Aus Sicht der Regierung wurde an diesem vierten Samstag der Proteste der „Gelben Westen“ in Paris alles unternommen, um das „Katastrophenszenario“ der vergangenen Wochen zu vermeiden. Und aus gutem Grund. Der 1. Dezember und seine beinahe aufständischen Szenen, die eine von der Situation völlig überforderte und demütigte Polizei zeigten, hatten die Exekutive in die wichtigste Krise seit Beginn ihrer fünfjährigen Amtsperiode gestürzt.
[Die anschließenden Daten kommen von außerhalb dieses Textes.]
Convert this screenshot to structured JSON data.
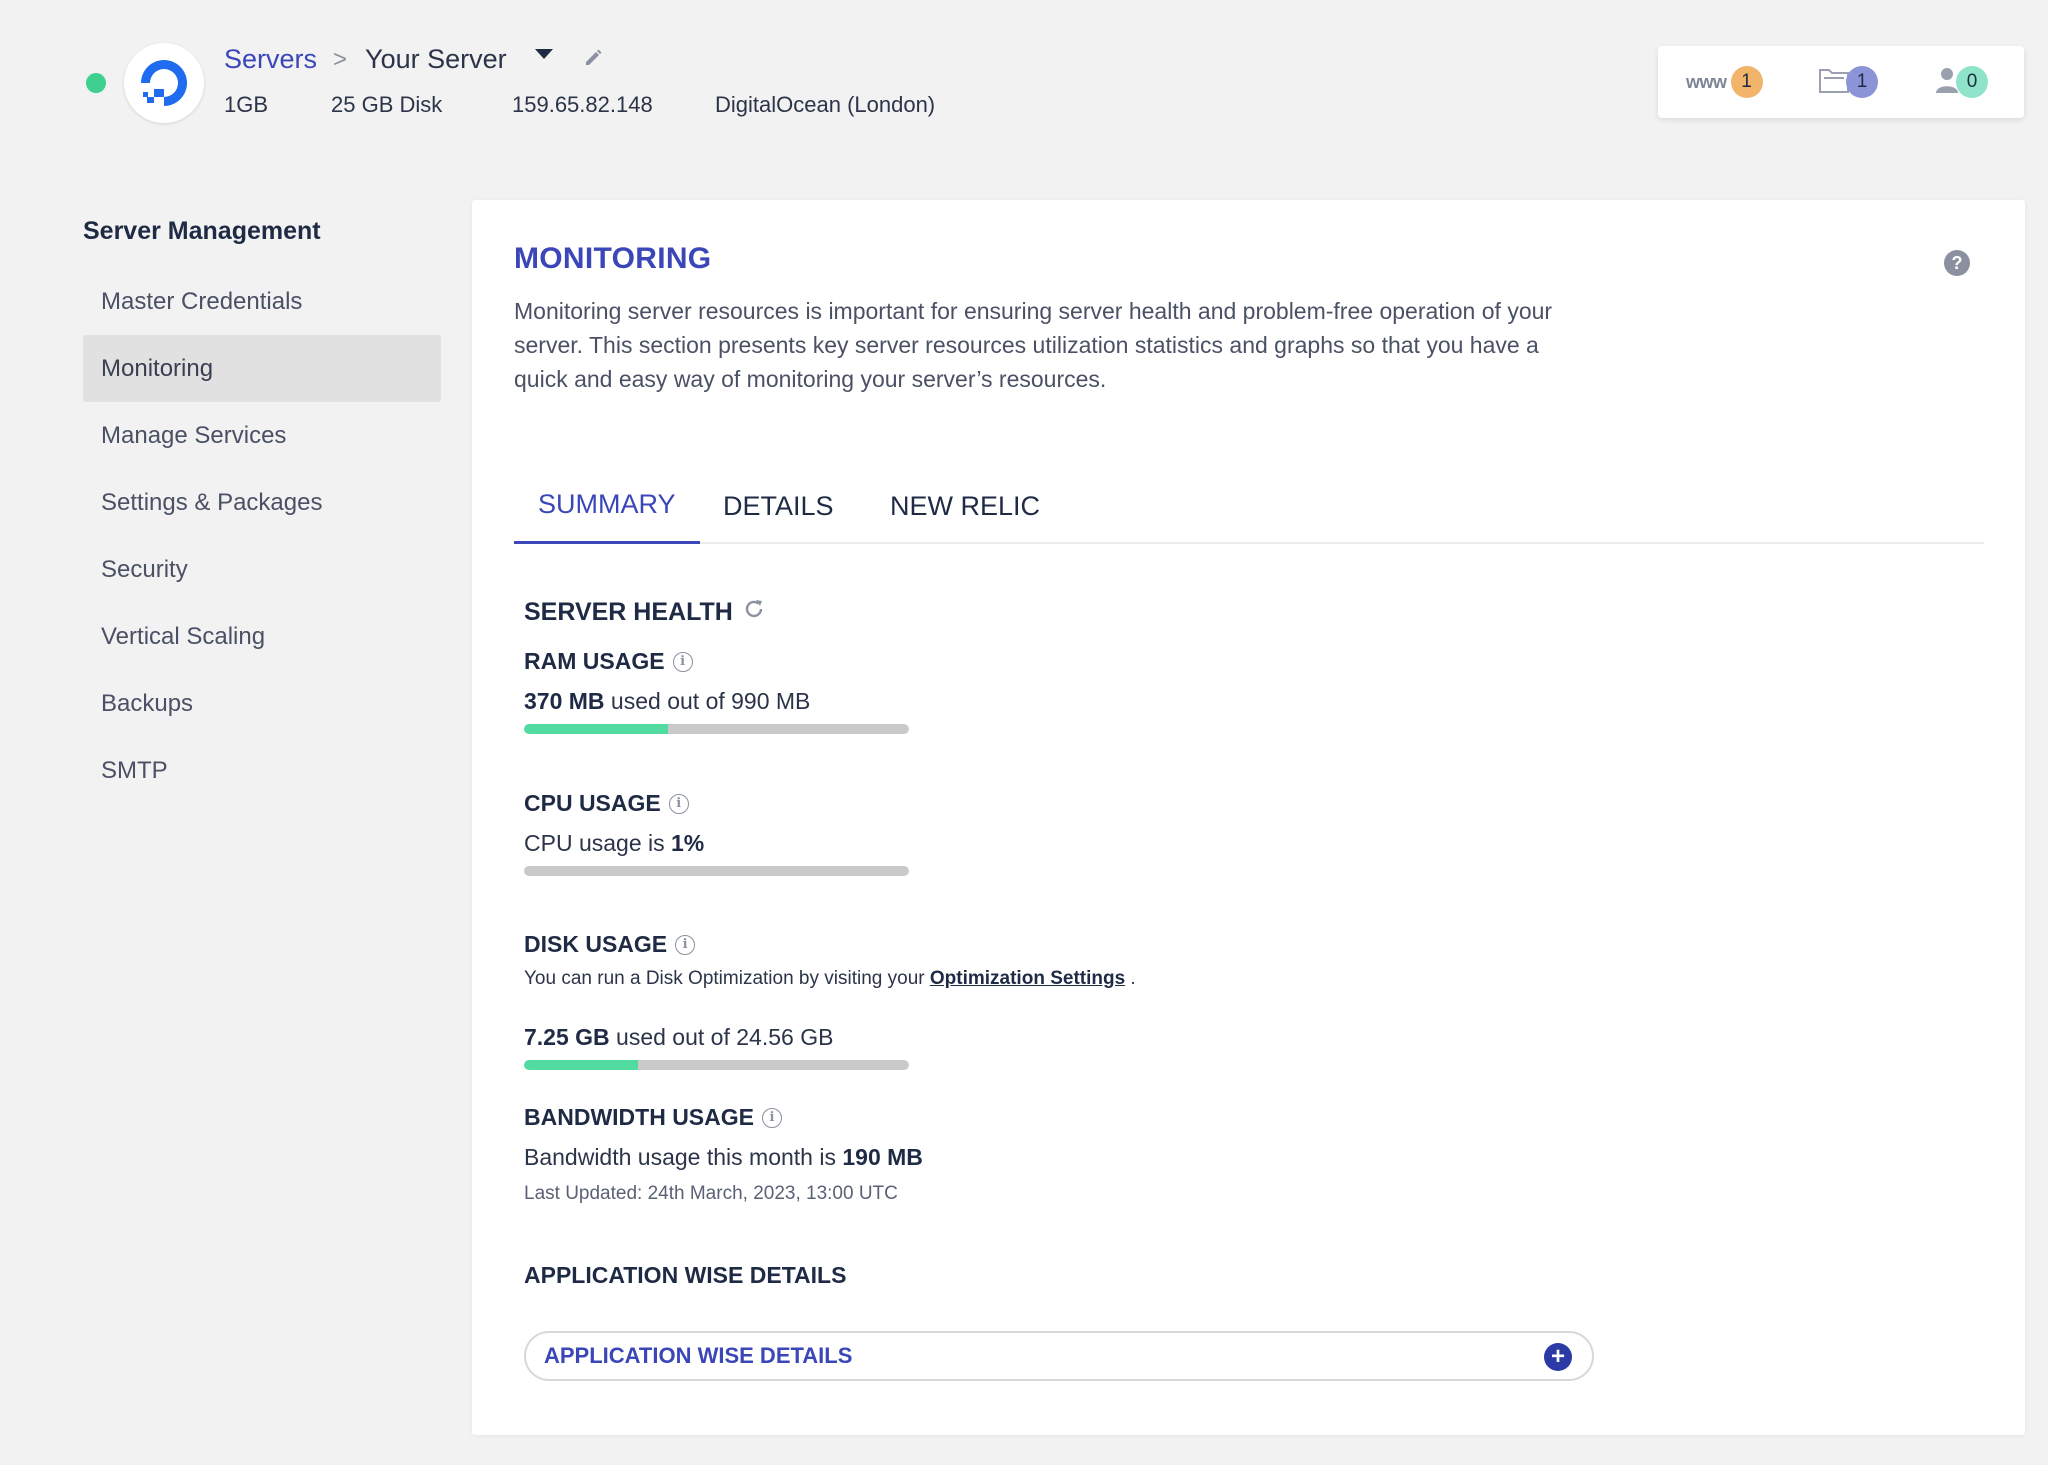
{
  "header": {
    "breadcrumb_parent": "Servers",
    "breadcrumb_separator": ">",
    "server_name": "Your Server",
    "server_status_color": "#3fd08f",
    "meta": {
      "size": "1GB",
      "disk": "25 GB Disk",
      "ip": "159.65.82.148",
      "provider": "DigitalOcean (London)"
    },
    "counters": {
      "www_label": "www",
      "www_count": "1",
      "files_count": "1",
      "users_count": "0"
    }
  },
  "sidebar": {
    "title": "Server Management",
    "items": [
      {
        "label": "Master Credentials"
      },
      {
        "label": "Monitoring",
        "active": true
      },
      {
        "label": "Manage Services"
      },
      {
        "label": "Settings & Packages"
      },
      {
        "label": "Security"
      },
      {
        "label": "Vertical Scaling"
      },
      {
        "label": "Backups"
      },
      {
        "label": "SMTP"
      }
    ]
  },
  "main": {
    "title": "MONITORING",
    "help": "?",
    "description": "Monitoring server resources is important for ensuring server health and problem-free operation of your server. This section presents key server resources utilization statistics and graphs so that you have a quick and easy way of monitoring your server’s resources.",
    "tabs": [
      {
        "label": "SUMMARY",
        "active": true
      },
      {
        "label": "DETAILS"
      },
      {
        "label": "NEW RELIC"
      }
    ],
    "server_health": {
      "title": "SERVER HEALTH",
      "ram": {
        "title": "RAM USAGE",
        "used": "370 MB",
        "suffix": " used out of 990 MB",
        "fraction": 0.374
      },
      "cpu": {
        "title": "CPU USAGE",
        "prefix": "CPU usage is ",
        "value": "1%",
        "fraction": 0.0
      },
      "disk": {
        "title": "DISK USAGE",
        "note_prefix": "You can run a Disk Optimization by visiting your ",
        "note_link": "Optimization Settings",
        "note_suffix": " .",
        "used": "7.25 GB",
        "suffix": " used out of 24.56 GB",
        "fraction": 0.295
      },
      "bandwidth": {
        "title": "BANDWIDTH USAGE",
        "prefix": "Bandwidth usage this month is ",
        "value": "190 MB",
        "last_updated": "Last Updated: 24th March, 2023, 13:00 UTC"
      }
    },
    "app_details": {
      "title": "APPLICATION WISE DETAILS",
      "accordion_label": "APPLICATION WISE DETAILS"
    }
  },
  "colors": {
    "accent": "#3b46b8",
    "bar_fill": "#52dba0",
    "bar_track": "#c9c9c9",
    "badge_www": "#f2b36b",
    "badge_files": "#8c94d8",
    "badge_users": "#8ee3c8"
  }
}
So hat die Bewegung der „Gelben Westen“ nicht nur die Autorität des Staates in Frage gestellt, sondern auch Macron zum ersten Rückzieher seit Beginn seiner Amtszeit gezwungen: Er musste die Steuererhöhung auf Kraftstoffe zurücknehmen. Um auf die große Krise zu reagieren, hat sich die Regierung – die die Wut der Gelben Westen nicht mehr ignorieren konnte – für eine Strategie des Druckablasses entschieden.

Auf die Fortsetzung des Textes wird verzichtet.